The incidence of lung cancer in the US is on the order of 60 cases per 100,000 population. Now, let us give this test a huge break and say that it yields (consistently) 99% sensitivity (identifies patients with cancer when cancer is really present) and 99% specificity (identifies patients without cancer when they really do not have cancer). What will this look like numerically given the incidence above if we test 100,000 people?

Cancer present
Cancer absent
Total
Test +
59
999
1,0589
Test -
1
98,941
98,9421
Total
60
99,940
100,000

If we add up all the "wrong" test results, the false negative (n=1) and the false positives (n=999), we arrive at a 1% "inaccuracy" rate, or 99% accuracy. But what is hiding behind this 99% accuracy is the fact that of all those people with a positive test only a handful, a paltry 6%, actually have cancer. And what does this mean to the other 94%? Additional testing, a lot of it invasive. And what does this testing mean for the healthcare system? You connect the dots.

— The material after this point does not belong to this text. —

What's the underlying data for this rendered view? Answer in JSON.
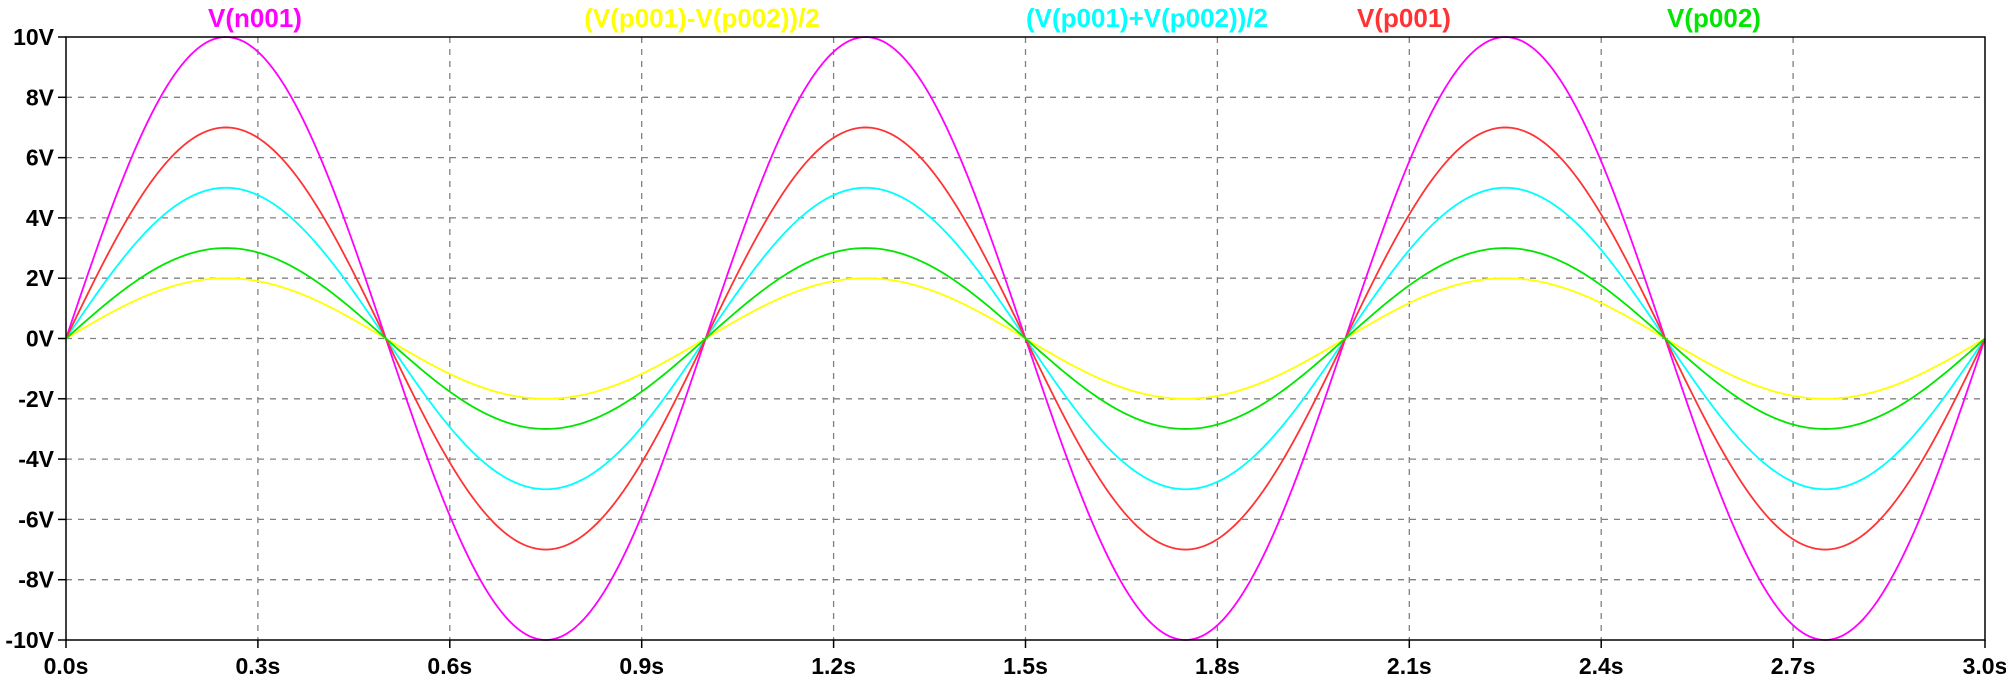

Let's explore a slightly different scenario. Let us assume that there is a population of patients whose risk for developing lung cancer is 10 times higher than the population average. Let us say that their incidence is 600 cases per 100,000 population. Let us perform the same calculation assigning this same bionic accuracy to the test:

Cancer present
Cancer absent
Total
Test +
594
994
1,588
Test -
6
98,406
98,412
Total
600
99,400
100,000
The accuracy remains at 99%, but the value of the positive test rises to 37%. Still, 63% of all people testing positive for cancer will go on to unnecessary testing. And imagine the numbers when we try to screen millions of people, rather than just 100,000.

Let us do just one final calculation. Let us reflect the data back to the test in question, where the article claims that the accuracy of the next version of the technology will be 90%. Assuming a high risk population (600 cases per 100,000 population), what does a positive result mean?

Cancer present
Cancer absent
Total
Test +
540
9,940
10,480
Test -
60
89,460
89,520
Total
600
99,400
100,000
From this table, the accuracy is indeed 90%, concealing the very low value of a positive test of 5%! This means that of the people testing positive for lung cancer with this technology, 95% will be false positives! What is most startling is that to arrive at the same mediocre 37% value for a positive test that we saw above in this population, we would need a population where cancer incidence is a whopping 6,000 per 100,000, or 6%!

I do not want to belabor this issue any further. Screening for disease that is not yet a clinical problem is fraught with many problems, and manufacturers need to be aware of these logic pitfalls. What I have shown you here is that even when the "accuracy" of a test is exquisitely (almost impossibly) high, it is the pre-test probability of, or the patient's risk for the disease that is the overwhelming driver of false positives. Therefore, I give you this conclusion: beware of tests that sound too good to be true -- most of the time they are.